Open kzollove opened 9 months ago
I'd like to follow up on how you're identifying gaps. I haven't quite mapped our registry yet but I suspect we'll have a few gaps worth noting/identifying as well.
@patrickthealba, absolutely! I didn’t complete the original gap analysis, but I’ll see what we can do about posting code along with documentation.
while we’re on the subject of registries, how are you getting your data, or planning on getting your data? Direct push from registry software, or via flat file/xml? I ask as we locally have a high priority xml ingestion process, and we’re currently designing for NAACCR v21+. We’re pushing from XML into the OncologyWG’s EAV like intermediate table (naaccr_data_points) en route to OMOP tables. If you’re in a similar boat, and it’s an impediment currently to ingesting NAACCR data, let me know!
@odikia
Peter Prinsen and I are working on this!
This is great news, thanks for self-assigning! I was just creating the issue, but I'd love to learn more about your process if you don't mind me lurking in your next meeting. It'd be great to see the gap analysis code.
Would love to learn how you're going from XML to naaccr_data_points... our system is based off of the old flat file format and we of course need to update it.
This is good reason for me to figure out if I can get the data somewhere closer to 'source'; but at the moment there is a database table with a flat structure that contains all of our(VA) registry entries. It does look like most of the variables map to NAACCR Item numbers but I haven't had the chance to properly assess that or map it to the Registry ETL script just yet. For reference/posterity, more detail on the VA registry available for research found here: https://www.ncbi.nlm.nih.gov/pmc/articles/PMC6874038/
@kzollove , sorry, just seeing this! I'm pretty sure you can come to future design meetings just to get a sense of the process. Peter is the code-smith in this case, and during our recent meeting we discussed hopefully sharing it with other members of the community so that they can pressure test themselves. Another thing discussed was my intention of adapting it to our local registry, so that I can provide metrics for where our registry fits and doesn't fit the overall observations made by Peter, and furthermore, to what extent Winship is mapping to problematic concepts (whether deprecated or classified as an "unlikely" combination)
@patrickthealba , thanks so much for sharing!
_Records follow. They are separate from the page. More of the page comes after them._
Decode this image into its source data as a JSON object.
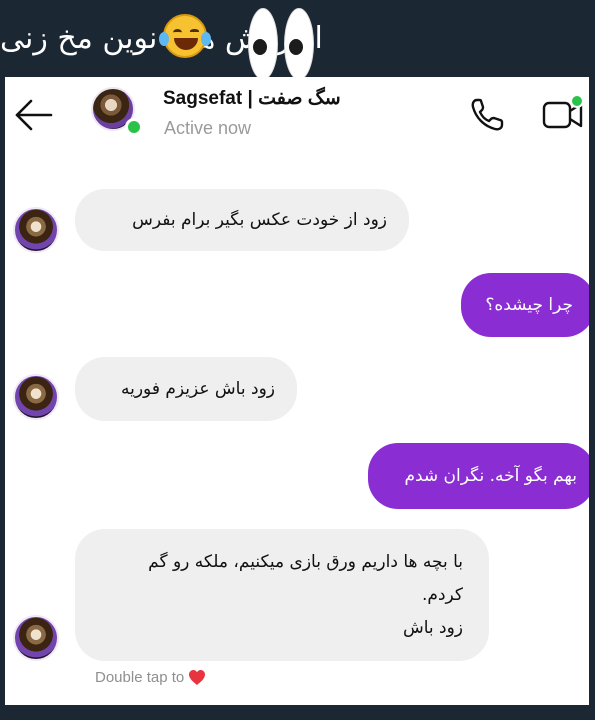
{
  "caption": {
    "text": "از روش های نوین مخ زنی"
  },
  "emojis": {
    "laugh": "face-with-tears-of-joy",
    "eyes": "eyes"
  },
  "chat_header": {
    "contact_name": "Sagsefat | سگ صفت",
    "status": "Active now",
    "online": true
  },
  "messages": [
    {
      "side": "in",
      "text": "زود از خودت عکس بگیر برام بفرس",
      "show_avatar": true
    },
    {
      "side": "out",
      "text": "چرا چیشده؟"
    },
    {
      "side": "in",
      "text": "زود باش عزیزم فوریه",
      "show_avatar": true
    },
    {
      "side": "out",
      "text": "بهم بگو آخه. نگران شدم"
    },
    {
      "side": "in",
      "lines": [
        "با بچه ها داریم ورق بازی میکنیم، ملکه رو گم",
        "کردم.",
        "زود باش"
      ],
      "show_avatar": true
    }
  ],
  "footer": {
    "double_tap_label": "Double tap to"
  },
  "colors": {
    "outgoing_bubble": "#8a2ed4",
    "incoming_bubble": "#efefef",
    "online": "#2bc24a",
    "background": "#1b2733"
  }
}
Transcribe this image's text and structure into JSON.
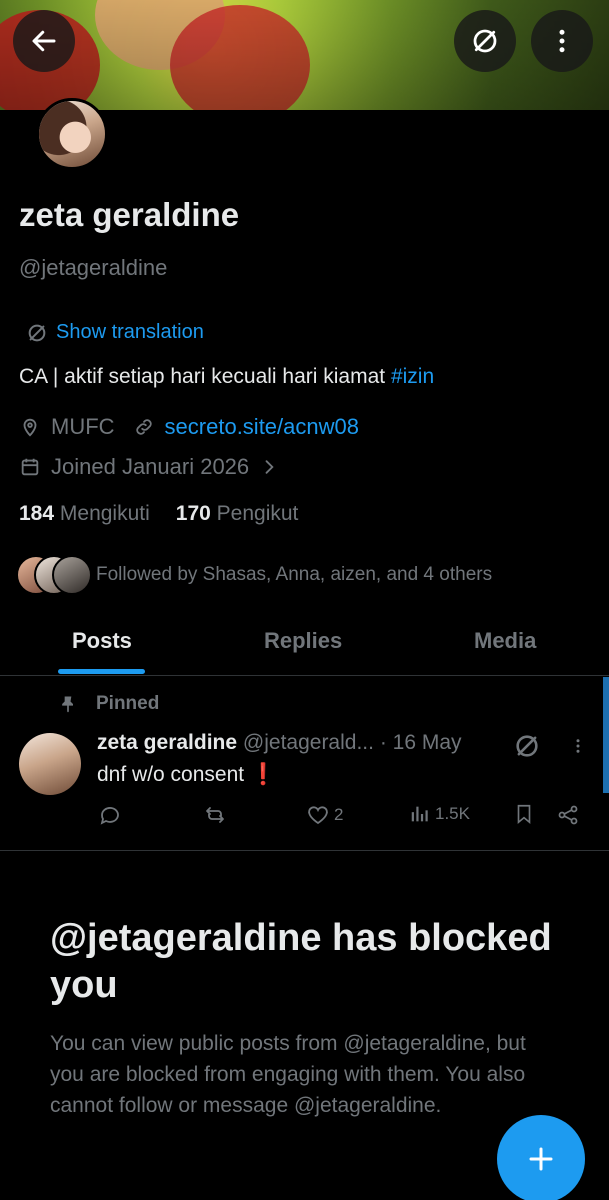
{
  "header": {
    "back_icon": "arrow-left-icon",
    "translate_icon": "translate-icon",
    "more_icon": "more-vertical-icon"
  },
  "profile": {
    "name": "zeta geraldine",
    "handle": "@jetageraldine",
    "show_translation": "Show translation",
    "bio_text": "CA | aktif setiap hari kecuali hari kiamat ",
    "bio_hashtag": "#izin",
    "location": "MUFC",
    "website": "secreto.site/acnw08",
    "joined": "Joined Januari 2026",
    "following_count": "184",
    "following_label": "Mengikuti",
    "followers_count": "170",
    "followers_label": "Pengikut",
    "followed_by": "Followed by Shasas, Anna, aizen, and 4 others"
  },
  "tabs": [
    {
      "label": "Posts",
      "active": true
    },
    {
      "label": "Replies",
      "active": false
    },
    {
      "label": "Media",
      "active": false
    }
  ],
  "pinned_post": {
    "pinned_label": "Pinned",
    "author_name": "zeta geraldine",
    "author_handle": "@jetagerald...",
    "date": "· 16 May",
    "text": "dnf w/o consent",
    "emoji": "❗",
    "likes": "2",
    "views": "1.5K"
  },
  "blocked": {
    "title": "@jetageraldine has blocked you",
    "message": "You can view public posts from @jetageraldine, but you are blocked from engaging with them. You also cannot follow or message @jetageraldine."
  },
  "colors": {
    "accent": "#1d9bf0",
    "background": "#000000",
    "muted": "#71767b",
    "text": "#e7e9ea"
  }
}
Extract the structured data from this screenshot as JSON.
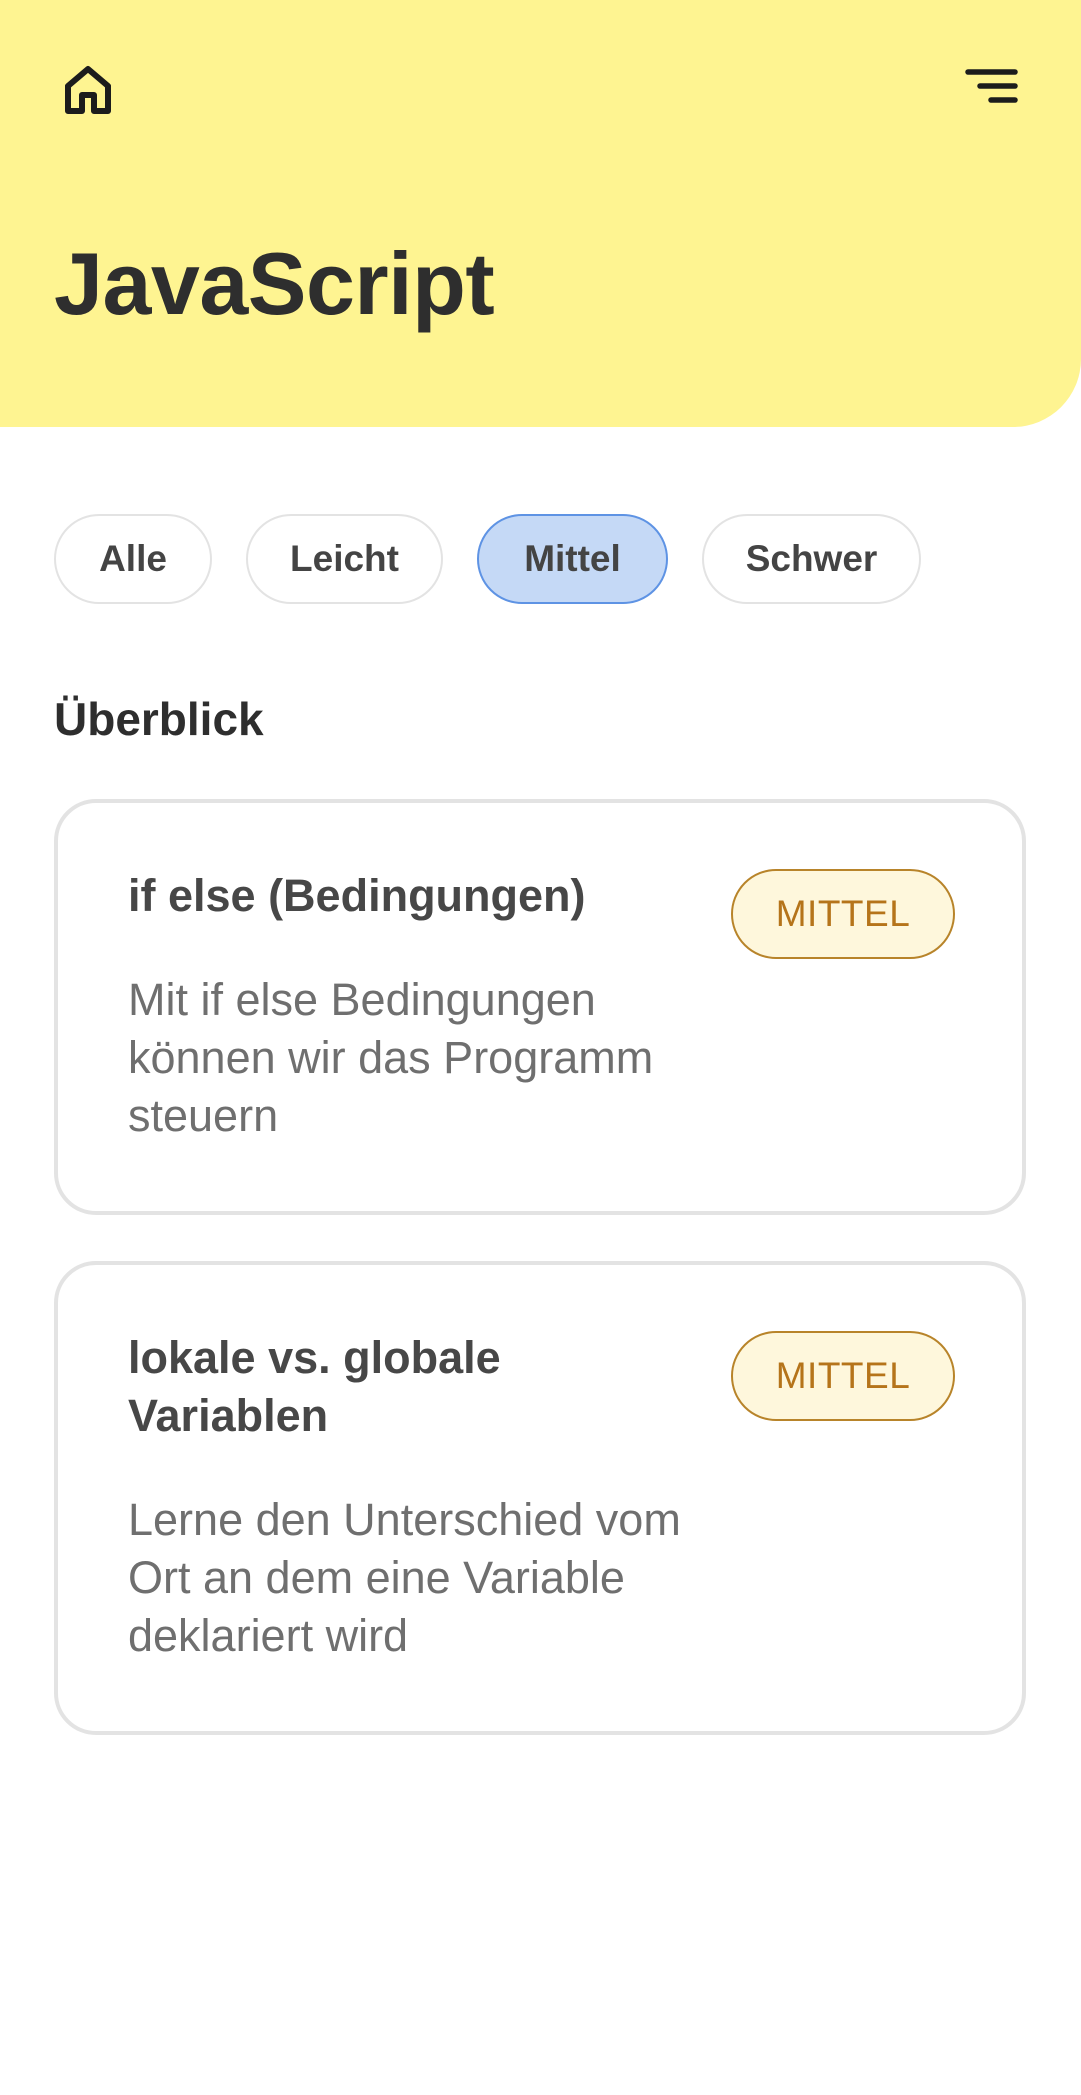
{
  "header": {
    "home_icon": "home-icon",
    "menu_icon": "menu-icon",
    "title": "JavaScript",
    "background_color": "#fef491"
  },
  "filters": {
    "items": [
      {
        "label": "Alle"
      },
      {
        "label": "Leicht"
      },
      {
        "label": "Mittel"
      },
      {
        "label": "Schwer"
      }
    ],
    "selected": "Mittel",
    "active_color": "#c5d9f6"
  },
  "overview": {
    "title": "Überblick",
    "cards": [
      {
        "title": "if else (Bedingungen)",
        "description": "Mit if else Bedingungen können wir das Programm steuern",
        "level": "MITTEL"
      },
      {
        "title": "lokale vs. globale Variablen",
        "description": "Lerne den Unterschied vom Ort an dem eine Variable deklariert wird",
        "level": "MITTEL"
      }
    ]
  },
  "colors": {
    "badge_text": "#b5741a",
    "badge_background": "#fef7dc"
  }
}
Though we've worked with the VA in a variety of areas at Emory/Winship, we haven't discussed their tumor registry data. This is very helpful background knowledge!
@mgurley is working on contacting registry vendors that utilize NAACCR format, to see if they'd be willing to work on the mapping from NAACCR to OMOP. I'm wondering if similarly, there are individuals maintaining the VACCR at the VA that would be interested in chatting with members of the OHDSI community about this. May be a vocabulary that should be added to the vocabularies sometime in the future, via a community contribution!
Hey @kzollove ,
Closing the loop on the below:
I'd love to learn more about your process if you don't mind me lurking in your next meeting.
Meeting invite forwarded! @peterprinsen-iknl , FYI
@kzollove , Peter Prinsen and I are working on this! If you/Tufts/Minderoo are also working on this, please let us know so that we can combine our efforts! Peter has a wonderful and substantial breakdown on the gaps prepared, for example. Meeting about next steps 10/26/2023.